Sato wants California to emulate Tucson, Arizona, which passed legislation requiring that all new construction built after June 1, 2010 be gray-water system-ready—the same way new houses in California are required to have the hookups installed for an electric vehicle charging station.

In July, Sato met with Assemblymember Richard Bloom (D-Santa Monica) about his idea.

“We’re interested in how we can expand the use of gray water,” said Sean MacNeil, Bloom’s spokesperson. “We don’t know what all the options are right now, but considering the drought, now seems like a good time.”

Though his product will be on the shelf in limited release at five Southern California–based Ferguson plumbing stores by early October, Sato is looking forward to late next month, when he’ll demonstrate the diverter for officials with the city of San Francisco.


----------



## Keystone (Oct 1, 2015)

Interesting product and UPC approved and carried by Ferguson. This man did his homework.


----------



## mtlogcabin (Oct 1, 2015)

Common practice in the 1950's in the south to run the graywater to the flower beds. Then the rules changed and it was not allowed. I guess somethings come full circle unless the this product violates some old rule somewhere.


----------



## Paul Sweet (Oct 2, 2015)

What happens if the sewer backs up when the valve is in the open to sewer position? It looks like raw sewage can flow up through the valve then down into the irrigation system.


----------



## FLSTF01 (Oct 6, 2015)

I like the simplicity of the design, in concept at least.  I also have concerns regarding cross-contamination.


----------



## mark handler (Oct 9, 2015)

NEXUS EWATER GREY WATER RECYCLING SOLUTION

http://www.turfmagazine.com/water-features/nexus-ewater-grey-water-recycling-solution/






Nexus eWater is introducing a system to recycle homes’ grey water so it can be reused on landscapes and in toilets, reducing homeowners’ potable water usage by more than 35 percent. The company’s home water recycling solutions are attracting the interest of California builders. Bob Hitchner, the company’s chief marketing officer, shares how the system works.

What is the history of the company and why is it now located in San Diego, California?

We started in the grey water business in Australia, which endured a decade-long drought into the early part of this century. Australia was forced to innovate earlier than the U.S. in using and reusing water in safe and effective ways.

Through this experience, we learned how important it is to develop solutions that will work automatically in the background without active homeowner engagement.

When we set up a new company to explore new product innovations, we immediately decided to set our sights on the U.S. market.
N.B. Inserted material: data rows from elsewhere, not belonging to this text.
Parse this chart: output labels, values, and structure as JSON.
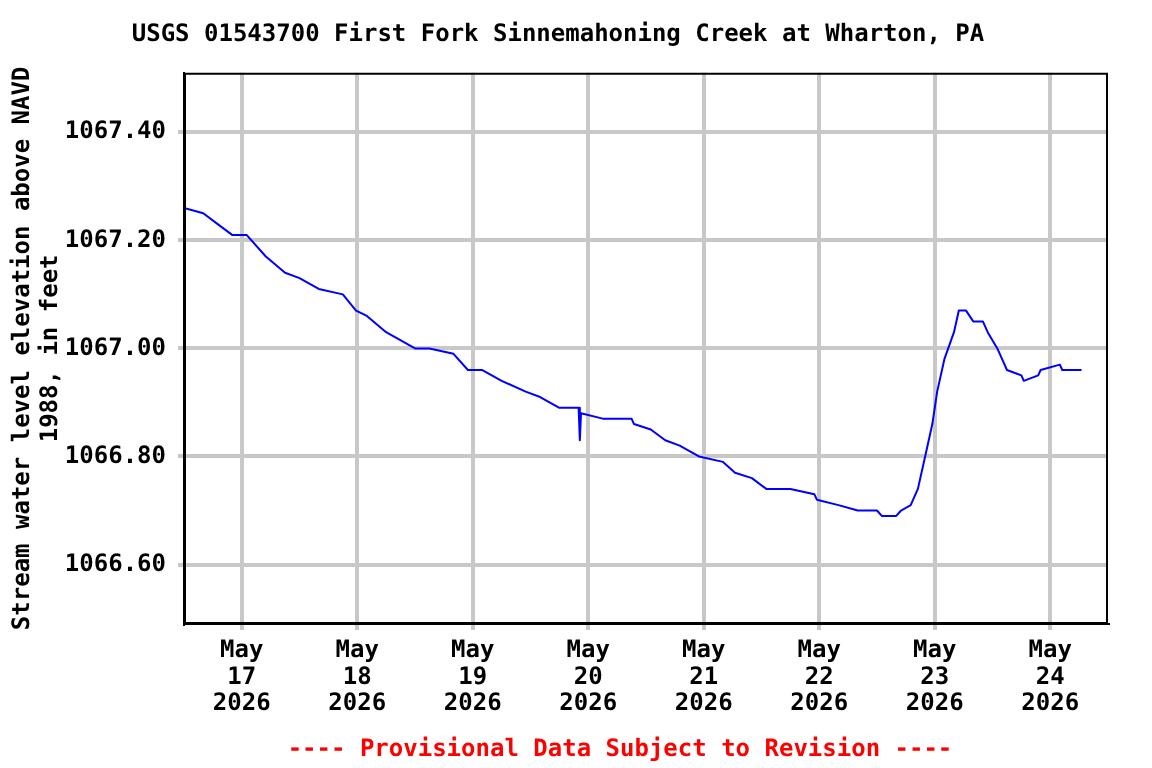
{
  "chart_data": {
    "type": "line",
    "title": "USGS 01543700 First Fork Sinnemahoning Creek at Wharton, PA",
    "ylabel": "Stream water level elevation above NAVD 1988, in feet",
    "annotations": [
      "---- Provisional Data Subject to Revision ----"
    ],
    "x": [
      "2026-05-16T12:00",
      "2026-05-16T16:00",
      "2026-05-16T19:00",
      "2026-05-16T22:00",
      "2026-05-17T01:00",
      "2026-05-17T05:00",
      "2026-05-17T09:00",
      "2026-05-17T12:00",
      "2026-05-17T16:00",
      "2026-05-17T21:00",
      "2026-05-17T23:45",
      "2026-05-18T02:00",
      "2026-05-18T06:00",
      "2026-05-18T12:00",
      "2026-05-18T15:00",
      "2026-05-18T20:00",
      "2026-05-18T23:00",
      "2026-05-19T02:00",
      "2026-05-19T06:00",
      "2026-05-19T11:00",
      "2026-05-19T14:00",
      "2026-05-19T18:00",
      "2026-05-19T22:00",
      "2026-05-19T22:15",
      "2026-05-19T22:30",
      "2026-05-20T03:00",
      "2026-05-20T09:00",
      "2026-05-20T09:30",
      "2026-05-20T13:00",
      "2026-05-20T16:00",
      "2026-05-20T19:00",
      "2026-05-20T23:00",
      "2026-05-21T04:00",
      "2026-05-21T06:30",
      "2026-05-21T10:00",
      "2026-05-21T13:00",
      "2026-05-21T18:00",
      "2026-05-21T23:00",
      "2026-05-21T23:30",
      "2026-05-22T04:00",
      "2026-05-22T08:00",
      "2026-05-22T12:00",
      "2026-05-22T13:00",
      "2026-05-22T16:00",
      "2026-05-22T17:00",
      "2026-05-22T19:00",
      "2026-05-22T20:30",
      "2026-05-22T22:00",
      "2026-05-22T23:30",
      "2026-05-23T00:30",
      "2026-05-23T02:00",
      "2026-05-23T04:00",
      "2026-05-23T05:00",
      "2026-05-23T06:30",
      "2026-05-23T08:00",
      "2026-05-23T10:00",
      "2026-05-23T11:00",
      "2026-05-23T13:00",
      "2026-05-23T14:00",
      "2026-05-23T15:00",
      "2026-05-23T18:00",
      "2026-05-23T18:30",
      "2026-05-23T21:30",
      "2026-05-23T22:00",
      "2026-05-24T02:00",
      "2026-05-24T02:30",
      "2026-05-24T06:30"
    ],
    "series": [
      {
        "color": "#0000ff",
        "values": [
          1067.26,
          1067.25,
          1067.23,
          1067.21,
          1067.21,
          1067.17,
          1067.14,
          1067.13,
          1067.11,
          1067.1,
          1067.07,
          1067.06,
          1067.03,
          1067.0,
          1067.0,
          1066.99,
          1066.96,
          1066.96,
          1066.94,
          1066.92,
          1066.91,
          1066.89,
          1066.89,
          1066.83,
          1066.88,
          1066.87,
          1066.87,
          1066.86,
          1066.85,
          1066.83,
          1066.82,
          1066.8,
          1066.79,
          1066.77,
          1066.76,
          1066.74,
          1066.74,
          1066.73,
          1066.72,
          1066.71,
          1066.7,
          1066.7,
          1066.69,
          1066.69,
          1066.7,
          1066.71,
          1066.74,
          1066.8,
          1066.86,
          1066.92,
          1066.98,
          1067.03,
          1067.07,
          1067.07,
          1067.05,
          1067.05,
          1067.03,
          1067.0,
          1066.98,
          1066.96,
          1066.95,
          1066.94,
          1066.95,
          1066.96,
          1066.97,
          1066.96,
          1066.96
        ]
      }
    ],
    "xlim": [
      "2026-05-16T12:00",
      "2026-05-24T12:00"
    ],
    "xticks": [
      {
        "value": "2026-05-17",
        "label": "May 17 2026"
      },
      {
        "value": "2026-05-18",
        "label": "May 18 2026"
      },
      {
        "value": "2026-05-19",
        "label": "May 19 2026"
      },
      {
        "value": "2026-05-20",
        "label": "May 20 2026"
      },
      {
        "value": "2026-05-21",
        "label": "May 21 2026"
      },
      {
        "value": "2026-05-22",
        "label": "May 22 2026"
      },
      {
        "value": "2026-05-23",
        "label": "May 23 2026"
      },
      {
        "value": "2026-05-24",
        "label": "May 24 2026"
      }
    ],
    "ylim": [
      1066.49,
      1067.51
    ],
    "yticks": [
      {
        "value": 1066.6,
        "label": "1066.60"
      },
      {
        "value": 1066.8,
        "label": "1066.80"
      },
      {
        "value": 1067.0,
        "label": "1067.00"
      },
      {
        "value": 1067.2,
        "label": "1067.20"
      },
      {
        "value": 1067.4,
        "label": "1067.40"
      }
    ],
    "grid": true,
    "legend": false,
    "marker": "none",
    "line_style": "solid"
  }
}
The U.S. market is larger and has not yet really addressed the deeper questions of how to reorganize its infrastructure and even its lifestyles to use water more effectively.

When we knew that we would be the first company to certify an onsite solution to the NSF-350 standard for grey water, which is required in the California Plumbing Code, we knew we needed to move the core of our operations to California.

What exactly is NSF-350?

The NSF-350 standard is the gold standard for certifying equipment for on-site grey water treatment. This certification ensures the equipment is designed to consistently treat grey water to a high level of quality that is safe to use in non-potable applications.

What interest has Nexus received from homebuilders in offering your technology in new homes?

Homebuilders have three good reasons to incorporate our solution in their homes:

To prepare for a possible future when water for landscapes is restricted even more than today.

To build their brand and learn how to build homes that are livable even in extreme or long-term drought.

To address homebuyer concerns about preserving home resale values during more extreme drought.

What do you see as the role of Nexus in conserving water, particularly on landscapes?

California water policy is changing very quickly right now. Our solution is merely one tool for translating good policy into everyday practice.

In several years, I hope every new home in California will be dual-plumbed so it can easily upgrade to onsite water recycling at any point in its lifetime.

How much does a typical installation cost, and what do you estimate the ROI to be?

Each installation can be quite different. Some homebuyers, especially in the high-end custom home segment, also want expansive service to come as part of what they buy. So costs range from $10,000 to $15,000, including all labor.

Since buyers today want to protect their landscape investments, payback is virtually immediate.


----------